Y es que, al poner a la corrupción como referente histórico-social y moral de la nación –o sea como historia única- nos damos cuenta -me doy cuenta- de que: no existe la derecha como pensamiento político ni como proyecto de nación y de que la justicia penal es un chiste perverso que hace llorar a los pobres. Si bien la corrupción –como un acto más público que secreto y más económico que moral- es un eje transversal en la historia clasista de la humanidad, en países como El Salvador hay que referirse a ella desde la notoria especificidad de lo político-electoral (sin obviar su matiz pecuniario, claro está, que es el que ha hecho más grandes a las muy grandes fortunas nacionales desde la primera gran expropiación de lo público, en la segunda mitad del siglo XIX) pues, por acá, ha servido para pervertir la voluntad social (o manipularla) y, así, modificar artificialmente la articulación de las fuerzas políticas coyunturales; y, por allá, la corrupción y la impunidad se convirtieron –por méritos propios y Constituciones que lindan con el cinismo legislativo- en los factores estructurales pétreos de la estabilidad democrática y de la armonía y estratificación social (gobernabilidad por complicidad o amaños, enriquecimiento ilícito no penado) del capitalismo latinoamericano, cuya raíz está bien enterrada en los patrones coloniales del poder y, en ese sentido -tanto ayer como hoy- es considerada como un derecho pleno de los ricos, sólo de los ricos, en pleno ejercicio de sus facultades físicas, mentales y carcelarias; como un abstracto privilegio político-moral de la clase dominante que –para disimular el agravio nacional- se otorgaba a sí mismo el Estado Colonial actuando como testaferro y, así, se reconvirtió en un derecho de clase protegido ferozmente por las leyes.

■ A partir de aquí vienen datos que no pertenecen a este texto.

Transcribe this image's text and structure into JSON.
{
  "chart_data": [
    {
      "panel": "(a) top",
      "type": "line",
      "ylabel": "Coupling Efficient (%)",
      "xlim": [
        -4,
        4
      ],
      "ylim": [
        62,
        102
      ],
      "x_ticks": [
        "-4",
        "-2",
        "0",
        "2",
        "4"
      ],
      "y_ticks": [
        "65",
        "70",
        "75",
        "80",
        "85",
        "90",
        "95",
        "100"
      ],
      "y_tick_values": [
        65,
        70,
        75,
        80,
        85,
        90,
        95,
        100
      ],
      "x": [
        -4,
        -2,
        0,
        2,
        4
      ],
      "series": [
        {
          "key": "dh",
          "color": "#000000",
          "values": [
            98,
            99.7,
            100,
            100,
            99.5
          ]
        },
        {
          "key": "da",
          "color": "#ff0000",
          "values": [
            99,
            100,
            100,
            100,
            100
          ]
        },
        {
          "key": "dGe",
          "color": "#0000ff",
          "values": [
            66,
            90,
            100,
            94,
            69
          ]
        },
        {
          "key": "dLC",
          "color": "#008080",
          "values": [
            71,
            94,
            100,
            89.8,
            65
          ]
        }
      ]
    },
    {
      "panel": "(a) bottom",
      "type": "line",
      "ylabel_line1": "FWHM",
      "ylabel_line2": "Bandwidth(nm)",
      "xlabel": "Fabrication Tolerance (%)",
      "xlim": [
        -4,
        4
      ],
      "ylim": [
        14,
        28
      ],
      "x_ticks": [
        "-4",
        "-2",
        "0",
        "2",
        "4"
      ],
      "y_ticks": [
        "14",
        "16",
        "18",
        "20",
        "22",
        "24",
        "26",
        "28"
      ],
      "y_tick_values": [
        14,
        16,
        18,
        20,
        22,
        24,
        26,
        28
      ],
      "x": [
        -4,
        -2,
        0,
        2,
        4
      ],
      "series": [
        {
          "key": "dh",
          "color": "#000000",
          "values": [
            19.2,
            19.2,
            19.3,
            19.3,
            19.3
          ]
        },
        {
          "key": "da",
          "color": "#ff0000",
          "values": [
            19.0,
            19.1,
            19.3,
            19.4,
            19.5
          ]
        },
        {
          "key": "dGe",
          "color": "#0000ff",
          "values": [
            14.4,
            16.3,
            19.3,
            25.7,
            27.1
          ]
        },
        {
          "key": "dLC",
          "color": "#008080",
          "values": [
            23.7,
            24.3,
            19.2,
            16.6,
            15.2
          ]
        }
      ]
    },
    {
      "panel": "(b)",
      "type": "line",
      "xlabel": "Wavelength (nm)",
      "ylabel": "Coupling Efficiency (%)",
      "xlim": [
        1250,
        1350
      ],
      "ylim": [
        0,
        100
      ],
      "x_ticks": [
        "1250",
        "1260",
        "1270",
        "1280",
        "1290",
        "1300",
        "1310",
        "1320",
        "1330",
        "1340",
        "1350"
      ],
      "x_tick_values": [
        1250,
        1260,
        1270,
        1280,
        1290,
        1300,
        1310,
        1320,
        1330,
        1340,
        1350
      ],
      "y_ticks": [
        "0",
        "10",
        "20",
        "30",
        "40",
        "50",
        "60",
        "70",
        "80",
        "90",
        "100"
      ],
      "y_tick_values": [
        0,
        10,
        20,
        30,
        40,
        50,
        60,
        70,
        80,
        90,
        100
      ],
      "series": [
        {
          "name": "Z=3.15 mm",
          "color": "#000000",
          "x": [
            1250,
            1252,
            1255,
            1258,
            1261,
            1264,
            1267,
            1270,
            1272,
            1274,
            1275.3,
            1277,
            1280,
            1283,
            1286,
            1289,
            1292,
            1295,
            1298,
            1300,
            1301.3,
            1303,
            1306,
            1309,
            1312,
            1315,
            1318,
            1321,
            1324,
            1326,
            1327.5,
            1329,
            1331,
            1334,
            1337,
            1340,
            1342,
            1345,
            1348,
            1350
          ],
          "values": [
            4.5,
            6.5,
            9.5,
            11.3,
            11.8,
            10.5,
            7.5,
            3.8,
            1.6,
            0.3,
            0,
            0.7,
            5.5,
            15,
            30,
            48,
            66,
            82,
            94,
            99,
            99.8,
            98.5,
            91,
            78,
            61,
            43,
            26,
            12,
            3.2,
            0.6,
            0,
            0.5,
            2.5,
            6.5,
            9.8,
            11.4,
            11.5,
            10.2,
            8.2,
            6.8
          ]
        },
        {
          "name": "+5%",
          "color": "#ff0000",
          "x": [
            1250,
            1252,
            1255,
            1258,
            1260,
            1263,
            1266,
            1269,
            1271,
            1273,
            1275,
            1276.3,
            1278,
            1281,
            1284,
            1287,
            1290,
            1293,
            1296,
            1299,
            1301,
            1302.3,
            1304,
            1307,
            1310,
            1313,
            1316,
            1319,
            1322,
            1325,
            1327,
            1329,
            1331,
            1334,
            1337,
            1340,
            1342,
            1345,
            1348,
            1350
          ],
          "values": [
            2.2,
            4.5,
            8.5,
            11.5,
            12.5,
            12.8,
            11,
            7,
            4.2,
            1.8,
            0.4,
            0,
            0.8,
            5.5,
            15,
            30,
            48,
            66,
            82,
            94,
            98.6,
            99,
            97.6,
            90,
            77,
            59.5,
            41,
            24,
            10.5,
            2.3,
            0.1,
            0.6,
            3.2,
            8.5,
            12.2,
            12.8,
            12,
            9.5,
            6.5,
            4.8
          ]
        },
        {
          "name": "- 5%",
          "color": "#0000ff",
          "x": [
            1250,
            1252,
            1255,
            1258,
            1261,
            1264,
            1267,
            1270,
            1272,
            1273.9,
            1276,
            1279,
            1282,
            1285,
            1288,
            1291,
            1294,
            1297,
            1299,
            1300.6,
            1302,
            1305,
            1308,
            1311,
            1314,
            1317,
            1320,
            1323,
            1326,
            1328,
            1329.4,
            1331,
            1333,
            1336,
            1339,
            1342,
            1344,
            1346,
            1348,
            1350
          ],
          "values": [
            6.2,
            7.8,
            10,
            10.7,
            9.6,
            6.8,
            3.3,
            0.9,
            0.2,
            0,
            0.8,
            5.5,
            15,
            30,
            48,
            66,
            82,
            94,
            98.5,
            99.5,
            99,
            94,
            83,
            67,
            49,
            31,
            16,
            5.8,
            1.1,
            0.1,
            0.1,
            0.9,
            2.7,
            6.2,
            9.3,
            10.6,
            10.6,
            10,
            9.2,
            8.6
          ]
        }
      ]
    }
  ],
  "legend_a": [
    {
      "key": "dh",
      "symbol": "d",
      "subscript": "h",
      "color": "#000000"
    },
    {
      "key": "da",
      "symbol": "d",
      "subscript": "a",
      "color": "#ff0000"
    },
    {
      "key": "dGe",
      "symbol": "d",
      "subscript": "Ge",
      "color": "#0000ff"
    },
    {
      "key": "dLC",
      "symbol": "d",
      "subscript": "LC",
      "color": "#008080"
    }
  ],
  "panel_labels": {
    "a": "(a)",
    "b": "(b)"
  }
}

La necia legitimación estructural de un acto a todas luces ilícito (en 1858 –a iniciativa del diputado Horacio Parker, apellido muy poco común- se amenazó con la cárcel –aunque al final nadie la visitó- a los funcionarios públicos, para frenar el robo de las limosnas a raíz del terremoto del 16 de abril de 1854; y, en estos días, el caso de Francisco Flores Pérez, de señas conocidas) terminó por convertir a la corrupción en una impune tradición cultural, común y corriente, que no perdió tiempo en asumir su papel de mecanismo de control social similar al que, por ejemplo, estaba presente en el derecho de pernada (derecho que se atribuía el señor feudal de complacencia sexual con la esposa de su siervo) o en el derecho de patronato (privilegios que, tan antojadizos como los de aquel, se le otorgaba al patrón sólo por ser patrón). Esos “derechos” coloniales reclamaron, en la temprana apertura del capitalismo, la privatización de los privilegios de la burguesía, por lo que se puede afirmar que los privilegios ilícitos vienen en la sangre secularmente (como si fueran algo genético) por cuanto que el novo ordum se legitima eternamente por otras vías paralelas a la económica: la sucesión hereditaria de la corrupción e impunidad, dejando ver que ellas -guardando la distancia prudente- podrían considerarse como la clave del genoma de los sistemas económicos, ya que dejan un mapa inconfundible de su origen, y con ese mapa se puede deducir o pensar su rastro, o sea su presente.